O friends! O friends across the sea,
That surging barrier of blue,
Which parts so many loving hearts,
And fills so many cups with rue.
The world is wide, the ocean deep,
But thought is like the wild wind, free,
And wings its flight by day and night
To you, O friends across the sea!

O friends! dear friends across the sea,
Sojourners in far distant lands,
Our fond hearts yearn unceasingly
To see your faces, clasp your hands;
Dear faces last seen through our tears,
Dear hands we wrung in parting pain,
The weary months have run to years,
And still we watch and wait in vain.

O friends!
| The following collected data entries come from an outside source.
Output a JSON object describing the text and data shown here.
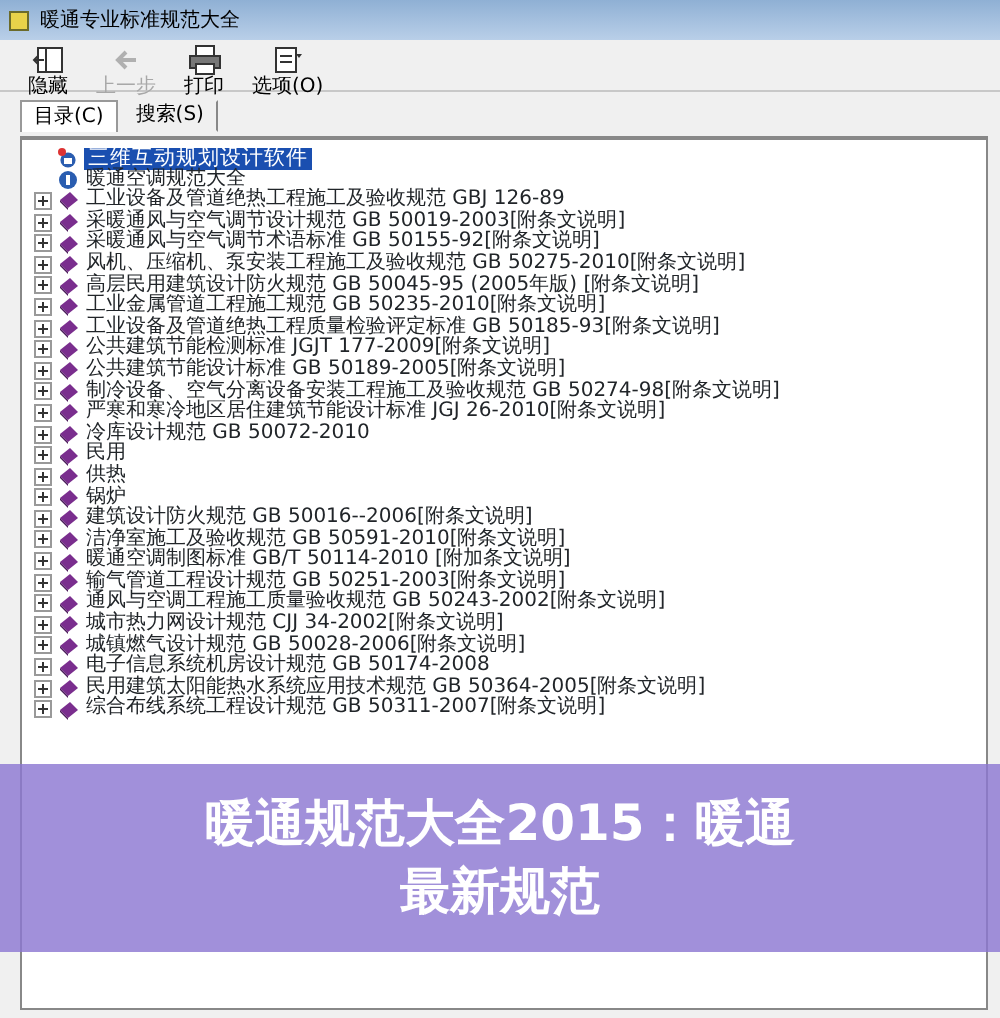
{
  "window": {
    "title": "暖通专业标准规范大全"
  },
  "toolbar": [
    {
      "label": "隐藏",
      "kind": "hide",
      "disabled": false
    },
    {
      "label": "上一步",
      "kind": "back",
      "disabled": true
    },
    {
      "label": "打印",
      "kind": "print",
      "disabled": false
    },
    {
      "label": "选项(O)",
      "kind": "options",
      "disabled": false
    }
  ],
  "tabs": [
    {
      "label": "目录(C)",
      "selected": true
    },
    {
      "label": "搜索(S)",
      "selected": false
    }
  ],
  "tree": {
    "items": [
      {
        "label": "三维互动规划设计软件",
        "kind": "link",
        "selected": true
      },
      {
        "label": "暖通空调规范大全",
        "kind": "help",
        "selected": false
      },
      {
        "label": "工业设备及管道绝热工程施工及验收规范 GBJ 126-89",
        "kind": "book",
        "selected": false
      },
      {
        "label": "采暖通风与空气调节设计规范 GB 50019-2003[附条文说明]",
        "kind": "book",
        "selected": false
      },
      {
        "label": "采暖通风与空气调节术语标准 GB 50155-92[附条文说明]",
        "kind": "book",
        "selected": false
      },
      {
        "label": "风机、压缩机、泵安装工程施工及验收规范 GB 50275-2010[附条文说明]",
        "kind": "book",
        "selected": false
      },
      {
        "label": "高层民用建筑设计防火规范 GB 50045-95 (2005年版) [附条文说明]",
        "kind": "book",
        "selected": false
      },
      {
        "label": "工业金属管道工程施工规范 GB 50235-2010[附条文说明]",
        "kind": "book",
        "selected": false
      },
      {
        "label": "工业设备及管道绝热工程质量检验评定标准 GB 50185-93[附条文说明]",
        "kind": "book",
        "selected": false
      },
      {
        "label": "公共建筑节能检测标准 JGJT 177-2009[附条文说明]",
        "kind": "book",
        "selected": false
      },
      {
        "label": "公共建筑节能设计标准 GB 50189-2005[附条文说明]",
        "kind": "book",
        "selected": false
      },
      {
        "label": "制冷设备、空气分离设备安装工程施工及验收规范 GB 50274-98[附条文说明]",
        "kind": "book",
        "selected": false
      },
      {
        "label": "严寒和寒冷地区居住建筑节能设计标准 JGJ 26-2010[附条文说明]",
        "kind": "book",
        "selected": false
      },
      {
        "label": "冷库设计规范 GB 50072-2010",
        "kind": "book",
        "selected": false
      },
      {
        "label": "民用",
        "kind": "book",
        "selected": false
      },
      {
        "label": "供热",
        "kind": "book",
        "selected": false
      },
      {
        "label": "锅炉",
        "kind": "book",
        "selected": false
      },
      {
        "label": "建筑设计防火规范 GB 50016--2006[附条文说明]",
        "kind": "book",
        "selected": false
      },
      {
        "label": "洁净室施工及验收规范 GB 50591-2010[附条文说明]",
        "kind": "book",
        "selected": false
      },
      {
        "label": "暖通空调制图标准 GB/T 50114-2010 [附加条文说明]",
        "kind": "book",
        "selected": false
      },
      {
        "label": "输气管道工程设计规范 GB 50251-2003[附条文说明]",
        "kind": "book",
        "selected": false
      },
      {
        "label": "通风与空调工程施工质量验收规范 GB 50243-2002[附条文说明]",
        "kind": "book",
        "selected": false
      },
      {
        "label": "城市热力网设计规范 CJJ 34-2002[附条文说明]",
        "kind": "book",
        "selected": false
      },
      {
        "label": "城镇燃气设计规范 GB 50028-2006[附条文说明]",
        "kind": "book",
        "selected": false
      },
      {
        "label": "电子信息系统机房设计规范 GB 50174-2008",
        "kind": "book",
        "selected": false
      },
      {
        "label": "民用建筑太阳能热水系统应用技术规范 GB 50364-2005[附条文说明]",
        "kind": "book",
        "selected": false
      },
      {
        "label": "综合布线系统工程设计规范 GB 50311-2007[附条文说明]",
        "kind": "book",
        "selected": false
      }
    ]
  },
  "banner": {
    "text": "暖通规范大全2015：暖通最新规范"
  }
}
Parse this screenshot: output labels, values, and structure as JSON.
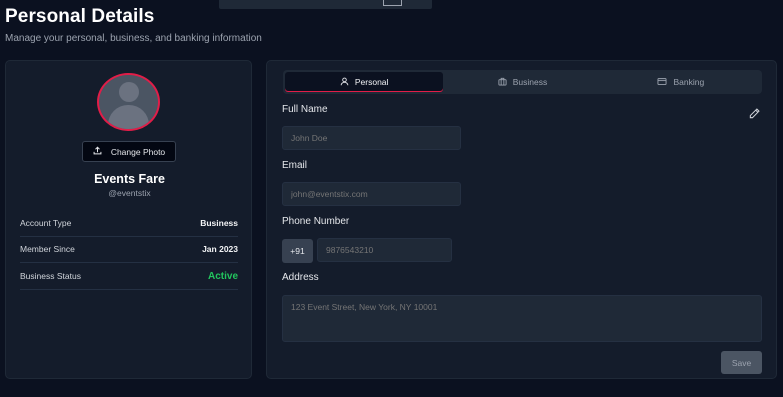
{
  "header": {
    "title": "Personal Details",
    "subtitle": "Manage your personal, business, and banking information"
  },
  "profile": {
    "change_photo_label": "Change Photo",
    "name": "Events Fare",
    "handle": "@eventstix",
    "info": [
      {
        "label": "Account Type",
        "value": "Business"
      },
      {
        "label": "Member Since",
        "value": "Jan 2023"
      },
      {
        "label": "Business Status",
        "value": "Active"
      }
    ],
    "accent_color": "#e11d48",
    "status_color": "#22c55e"
  },
  "tabs": [
    {
      "label": "Personal",
      "icon": "user-icon",
      "active": true
    },
    {
      "label": "Business",
      "icon": "briefcase-icon",
      "active": false
    },
    {
      "label": "Banking",
      "icon": "credit-card-icon",
      "active": false
    }
  ],
  "form": {
    "full_name": {
      "label": "Full Name",
      "placeholder": "John Doe",
      "value": ""
    },
    "email": {
      "label": "Email",
      "placeholder": "john@eventstix.com",
      "value": ""
    },
    "phone": {
      "label": "Phone Number",
      "country_code": "+91",
      "placeholder": "9876543210",
      "value": ""
    },
    "address": {
      "label": "Address",
      "placeholder": "123 Event Street, New York, NY 10001",
      "value": ""
    },
    "save_label": "Save",
    "edit_icon": "pencil-icon"
  }
}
O friends across the sea,
Whom duty still compels to roam,
Though hearts are hungering maybe
For the wife and the bairns at home;
We cannot cross the deep to you,
But for your welfare we can pray,
While fancy fondly paints the joy
Of your return some future day.

O friends! loved friends across the sea,
Settlers in far-off colonies,
Our sad hearts ache despairingly,
As hope within us slowly dies—
The hope of a re-union here
Slowly and surely fades away,
For some, grown old, will ne'er return,
And some content, will never stray.

O friends! lost friends across the sea—
That wide, wide waste of rolling waves—
Friends laid by stranger hands to rest
On alien soil, in unwept graves;
The tempest of our grief is spent,
The fountains of our tears are dry,
But, still, O friends, you're cherished yet,
Embalmed in fondest memory!

O friends! O friends across the sea,
Friends whom we hope to meet once more,
And friends whom Fate or Heaven decrees
Shall ne'er re-visit this dear shore—
There is a land where we may meet,
A haven where we long to be,
Our Father's home, where none shall weep
And watch for "Friends across the sea."